Il est nécessaire de développer la compétence infirmière au travers d'un bilan initial de la personne soignée et ensuite dans la surveillance de cette clinique. La réflexion dans l'action permet de réfléchir consciemment dans les actes réalisés. L'utilisation de la clinique infirmière permet de développer un savoir tacite de la compétence « collecte de données » qui se transforme en un fondement comportemental. La réforme de 2009 6 a donné naissance à un référentiel d'activités qui, finalement, détermine les actes qu'un infirmier doit savoir réaliser. On retrouve ensuite la déclinaison des compétences.
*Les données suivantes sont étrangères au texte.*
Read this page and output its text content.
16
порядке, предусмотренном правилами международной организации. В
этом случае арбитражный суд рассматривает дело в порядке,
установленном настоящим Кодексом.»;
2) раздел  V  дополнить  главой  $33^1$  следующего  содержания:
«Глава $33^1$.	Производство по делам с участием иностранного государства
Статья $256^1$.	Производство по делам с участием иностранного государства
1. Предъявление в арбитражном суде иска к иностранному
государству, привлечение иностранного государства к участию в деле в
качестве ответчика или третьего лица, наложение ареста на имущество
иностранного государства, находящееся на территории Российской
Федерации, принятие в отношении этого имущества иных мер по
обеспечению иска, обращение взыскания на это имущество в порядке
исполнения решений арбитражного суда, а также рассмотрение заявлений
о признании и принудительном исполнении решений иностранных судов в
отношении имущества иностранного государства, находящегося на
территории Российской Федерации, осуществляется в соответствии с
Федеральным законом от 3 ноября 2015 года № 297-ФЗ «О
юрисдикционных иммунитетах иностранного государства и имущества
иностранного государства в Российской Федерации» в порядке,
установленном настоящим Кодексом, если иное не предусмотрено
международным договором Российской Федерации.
La première étape devrait définir le champ de compétence des infirmiers, notamment dans la collecte de données. Il faut sortir d'un jugement clinique élémentaire et construire notre clinique infirmière dans un jugement responsable. C'est savoir interpréter dans un contexte déterminé. La vision scientifique, avec cette idée de s'appuyer sur des données probantes, ne doit pas relayer au second plan notre vision humaniste dans la prise en soin d'un patient. Il faut passer d'une vision hypotético-déductive, en entonnoir, à une vision holistique intégrant les savoirs cliniques qui sont tacites. L’examen clinique devrait comprendre quatre dimensions essentielles : l’entretien clinique de la personne soignée, l’examen physique, les examens complémentaires et l’entretien clinique avec les aidants naturels. C’est l’approche systémique qui doit être privilégiée.

Notes

  1. Première partie de la grande conférence d'Odette Doyon, inf., Ph. D., professeure au département des sciences infirmières de l'Université du Québec à Trois-Rivières, intitulée : Le développement de la compétence infirmière en surveillance clinique : un nouvel éclairage! Présentée dans le cadre du congrès annuel 2009 de l'Ordre des infirmières et infirmiers du Québec.
  2. Miriam Tessier, Mémoires : « Perceptions infirmières quant à la réalisation de la collecte des données auprès de la clientèle à l'urgence, étape préalable à la formulation du jugement clinique infirmier », 2011.
  3. Philippe Voyer, Conférence Web, Examen clinique infirmier, 2014.
  4. Lillibridge, J., & Wilson, M. (1999). Registered nurses’ descriptions of their health assessment practices? International Journal of Nursing Practice, 5(1), 29–37.
  5. « L’examen physique dans la pratique infirmière, quels bénéfices ? », Stéphanie Reis da Silva Audrey Pouvrasseau Julia Z’Rotz, juillet 2016.
  6. Arrêté de formation du 31 juillet 2009 relatif au D.E.I. – Annexe 1 – Compétence 1 - Activité 1 – 4 – 5.